Panel Discussion: Atmospheric Shifts and Turbulent Times | February 26

McIntosh Gallery and Art Now! present: Atmospheric Shifts and Turbulent Times

Thursday, February 26th, 7:00 – 9:00 pm

Free / Registration required (Zoom link forthcoming)


Join us for a thought-provoking panel discussion with exhibition artists Wally Dion, Lisa Hirmer, Andrew Maize, and David Spriggs, moderated by Curator Helen Gregory.
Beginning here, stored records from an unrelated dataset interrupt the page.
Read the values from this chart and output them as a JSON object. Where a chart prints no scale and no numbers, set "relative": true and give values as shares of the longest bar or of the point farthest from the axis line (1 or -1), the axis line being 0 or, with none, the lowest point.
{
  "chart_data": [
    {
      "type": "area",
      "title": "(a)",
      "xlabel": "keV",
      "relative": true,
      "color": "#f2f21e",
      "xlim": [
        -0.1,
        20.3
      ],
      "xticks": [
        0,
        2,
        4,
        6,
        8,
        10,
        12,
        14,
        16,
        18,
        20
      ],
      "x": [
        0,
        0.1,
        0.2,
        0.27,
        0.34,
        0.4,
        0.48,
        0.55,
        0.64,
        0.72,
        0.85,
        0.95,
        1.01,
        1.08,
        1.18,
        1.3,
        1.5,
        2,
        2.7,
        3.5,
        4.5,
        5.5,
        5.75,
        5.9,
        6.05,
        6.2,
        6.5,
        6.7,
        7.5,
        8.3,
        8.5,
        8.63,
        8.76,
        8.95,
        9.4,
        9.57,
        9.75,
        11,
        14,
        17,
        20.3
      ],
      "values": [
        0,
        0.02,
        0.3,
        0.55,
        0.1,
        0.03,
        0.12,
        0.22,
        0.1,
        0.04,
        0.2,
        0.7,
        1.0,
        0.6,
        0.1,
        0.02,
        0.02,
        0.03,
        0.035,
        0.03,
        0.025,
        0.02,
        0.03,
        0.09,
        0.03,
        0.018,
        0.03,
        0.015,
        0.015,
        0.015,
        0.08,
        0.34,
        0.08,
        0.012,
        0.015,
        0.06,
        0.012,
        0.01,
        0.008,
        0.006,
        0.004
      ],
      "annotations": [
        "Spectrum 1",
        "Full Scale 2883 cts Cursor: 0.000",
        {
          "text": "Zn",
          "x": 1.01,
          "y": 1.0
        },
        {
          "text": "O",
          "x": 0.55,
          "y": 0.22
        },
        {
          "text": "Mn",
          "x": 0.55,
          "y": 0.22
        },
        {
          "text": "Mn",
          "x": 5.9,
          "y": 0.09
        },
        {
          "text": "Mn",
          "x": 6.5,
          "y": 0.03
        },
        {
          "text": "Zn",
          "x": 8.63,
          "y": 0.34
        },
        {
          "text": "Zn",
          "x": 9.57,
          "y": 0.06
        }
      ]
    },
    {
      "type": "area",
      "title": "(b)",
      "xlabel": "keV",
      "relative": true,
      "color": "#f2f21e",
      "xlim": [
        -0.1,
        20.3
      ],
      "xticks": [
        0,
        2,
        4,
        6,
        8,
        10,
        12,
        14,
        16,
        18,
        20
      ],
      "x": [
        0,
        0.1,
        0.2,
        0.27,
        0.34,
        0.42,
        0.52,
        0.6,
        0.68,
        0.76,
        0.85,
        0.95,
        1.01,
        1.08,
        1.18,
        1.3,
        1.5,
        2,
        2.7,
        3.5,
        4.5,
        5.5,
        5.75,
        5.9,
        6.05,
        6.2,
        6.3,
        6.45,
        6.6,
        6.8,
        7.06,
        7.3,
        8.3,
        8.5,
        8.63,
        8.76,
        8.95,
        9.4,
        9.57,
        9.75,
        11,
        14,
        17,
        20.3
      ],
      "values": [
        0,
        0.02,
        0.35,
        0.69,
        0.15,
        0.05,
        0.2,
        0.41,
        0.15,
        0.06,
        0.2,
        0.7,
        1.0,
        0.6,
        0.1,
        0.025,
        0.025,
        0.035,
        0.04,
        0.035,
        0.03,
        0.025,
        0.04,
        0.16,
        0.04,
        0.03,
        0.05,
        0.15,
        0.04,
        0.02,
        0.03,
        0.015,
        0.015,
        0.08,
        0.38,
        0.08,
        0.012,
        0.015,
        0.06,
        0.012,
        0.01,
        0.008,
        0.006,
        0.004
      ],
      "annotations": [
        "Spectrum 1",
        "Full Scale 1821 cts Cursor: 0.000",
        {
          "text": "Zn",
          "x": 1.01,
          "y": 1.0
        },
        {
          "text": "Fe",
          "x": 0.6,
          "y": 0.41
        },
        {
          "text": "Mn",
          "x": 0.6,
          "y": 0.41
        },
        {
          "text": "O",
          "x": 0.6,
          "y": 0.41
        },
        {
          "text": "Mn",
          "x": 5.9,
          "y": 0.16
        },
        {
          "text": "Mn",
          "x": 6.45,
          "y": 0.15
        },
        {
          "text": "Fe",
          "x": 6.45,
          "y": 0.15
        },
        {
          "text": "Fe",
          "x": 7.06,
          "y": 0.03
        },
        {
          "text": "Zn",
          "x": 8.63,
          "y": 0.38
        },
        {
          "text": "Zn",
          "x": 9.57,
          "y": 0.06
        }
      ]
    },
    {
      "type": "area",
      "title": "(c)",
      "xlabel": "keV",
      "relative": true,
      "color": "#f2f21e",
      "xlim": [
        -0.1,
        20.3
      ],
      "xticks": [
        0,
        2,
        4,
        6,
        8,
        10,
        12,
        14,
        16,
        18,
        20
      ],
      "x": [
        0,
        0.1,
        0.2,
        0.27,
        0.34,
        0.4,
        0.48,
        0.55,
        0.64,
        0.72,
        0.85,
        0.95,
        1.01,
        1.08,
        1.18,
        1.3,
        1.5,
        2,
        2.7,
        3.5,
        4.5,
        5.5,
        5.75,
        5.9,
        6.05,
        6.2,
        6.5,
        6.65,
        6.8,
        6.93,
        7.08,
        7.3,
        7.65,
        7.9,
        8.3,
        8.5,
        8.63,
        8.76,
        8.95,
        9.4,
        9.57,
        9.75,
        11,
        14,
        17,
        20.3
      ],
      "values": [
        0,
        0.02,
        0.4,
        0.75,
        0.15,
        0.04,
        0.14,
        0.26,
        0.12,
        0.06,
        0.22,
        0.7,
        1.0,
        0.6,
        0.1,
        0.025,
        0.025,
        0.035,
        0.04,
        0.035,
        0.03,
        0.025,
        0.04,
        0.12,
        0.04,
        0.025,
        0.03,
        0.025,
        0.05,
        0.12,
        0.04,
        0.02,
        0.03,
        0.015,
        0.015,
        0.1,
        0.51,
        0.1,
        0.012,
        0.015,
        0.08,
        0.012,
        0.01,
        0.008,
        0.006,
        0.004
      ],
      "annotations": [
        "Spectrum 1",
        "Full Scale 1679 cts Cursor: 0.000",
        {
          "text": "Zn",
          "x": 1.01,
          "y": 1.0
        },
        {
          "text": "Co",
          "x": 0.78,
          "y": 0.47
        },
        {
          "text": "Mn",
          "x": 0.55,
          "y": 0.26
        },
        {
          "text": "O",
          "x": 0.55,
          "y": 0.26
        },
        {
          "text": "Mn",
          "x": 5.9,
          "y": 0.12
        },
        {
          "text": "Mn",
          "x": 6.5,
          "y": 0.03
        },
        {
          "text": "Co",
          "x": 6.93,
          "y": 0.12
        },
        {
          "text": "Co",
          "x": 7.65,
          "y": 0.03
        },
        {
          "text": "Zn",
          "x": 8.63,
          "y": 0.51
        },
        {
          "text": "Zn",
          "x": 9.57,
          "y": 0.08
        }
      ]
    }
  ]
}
Hosted live on Zoom, this event is presented in partnership with the Department of Visual Art’s Art Now! Speakers’ Series with support from the Faculty of Arts & Humanities at Western University.

Panel Discussion: The Reciprocal Benefits of Interdisciplinary Collaboration | March 2

The Reciprocal Benefits of Interdisciplinary Collaboration

March 2, 5:00 – 7:00 pm, location TBC

Free and open to the public


 Interdisciplinary thinking is often the catalyst for creative innovation. Coinciding with Atmospheric Shifts at McIntosh Gallery and The Art of Creation at Weldon Library, this panel discussion will focus on the reciprocal value and benefits of bringing the arts into conversation with other disciplines. Moderated by McIntosh Gallery Curator Helen Gregory, the panel will include some of Western’s most creative boundary-pushing thinkers: Sarah Gallagher, Director of the Institute for Earth and Space Exploration; Gregory Kopp, Director of the Canadian Severe Storms Laboratory and ImpactWX Chair in Severe Storms Engineering; Julia Martin, undergraduate student in Chemical and Biomedical Engineering;  Andrew Nelson, Department Chair and Professor of Archaeology/Biological Anthropology, and member of the Bone and Joint Institute; Timothy Regnualt, Professor of Obstetrics and Gynecology; and Sharon Wei, Associate Professor in the Don Wright Faculty of Music.

Curatorial Talk and Tour | March 21

Curatorial Talk and Tour

Saturday, March 21, 1:00 – 2:00 pm


Join curator Helen Gregory for an engaging tour of Atmospheric Shifts and *(s)twerH, as she discusses this unique pair of exhibitions that bring the arts into conversation with cutting edge environmental research.

Mindful Mondays | January 19, February 23, March 23, April 20

Mindful Mondays

January 19, February 23, March 23, April 20, 12:15 – 1:00 pm


Slow down, relax, and reconnect with yourself in this guided mindfulness experience.

Sometimes art can seem intimidating, but there are many ways to look at it. This session will encourage participants to look deeply, engage multiple senses, and explore new perspectives. Discover the power of art and mindfulness as tools to reduce stress and encourage connection.

Hosted monthly, we invite you to return for each session to experience the many ways that art can support personal wellness.